Zainal Abidin berharap pemerintah segera mengambil langkah strategis terkait pembangunan dan peningkatan Jalan Medan Seri yang saat ini terputus akibat banjir rob. Menurutnya, akses jalan tersebut memiliki peran penting karena menghubungkan berbagai wilayah di Kecamatan Batu Ampar, sehingga putusnya jalur ini sangat berdampak pada mobilitas warga, distribusi hasil laut, serta kegiatan ekonomi sehari-hari.
"Kami menekankan, penanganan yang cepat dan menyeluruh diperlukan agar warga tidak terus-terusan mengalami kesulitan setiap kali banjir rob terjadi, terutama di musim hujan dan pasang laut yang meningkat di bulan Desember," tambahnya.

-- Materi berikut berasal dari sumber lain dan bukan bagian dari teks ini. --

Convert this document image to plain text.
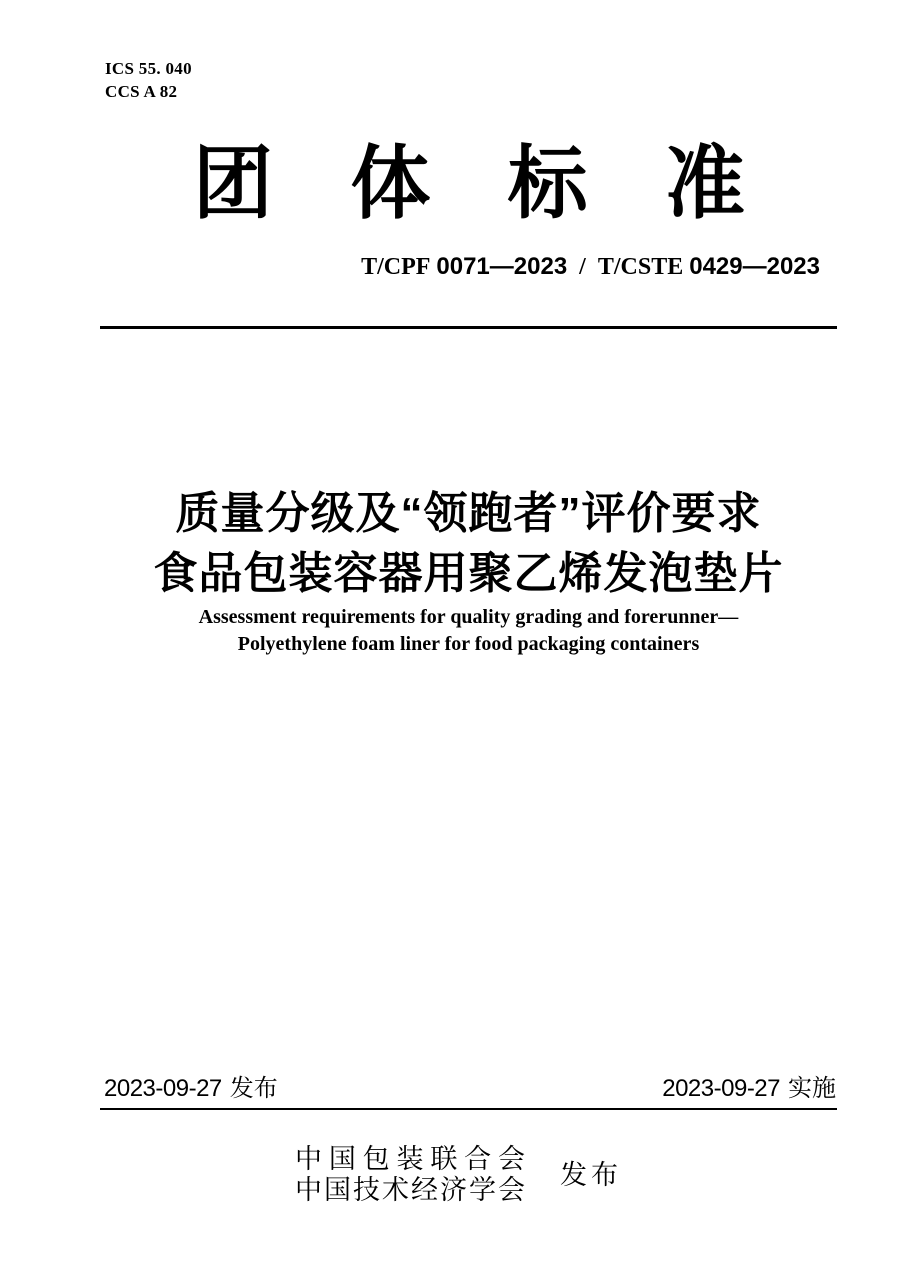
ICS 55. 040
CCS A 82
团体标准
T/CPF 0071—2023 / T/CSTE 0429—2023
质量分级及“领跑者”评价要求
食品包装容器用聚乙烯发泡垫片
Assessment requirements for quality grading and forerunner—
Polyethylene foam liner for food packaging containers
2023-09-27 发布	2023-09-27 实施
中国包装联合会
中国技术经济学会 发布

Sementara itu, Camat Batu Ampar Alfian menambahkan tahun mendatang ada perhatian khusus terkait peningkatan infrastruktur jalan yang kerap terendam banjir tersebut.
"Karena ini sudah masuk dalam bencana sehingga saya mengharapkan adanya proses peningkatan badan jalan agar tidak selalu terendam banjir rob," pungkasnya.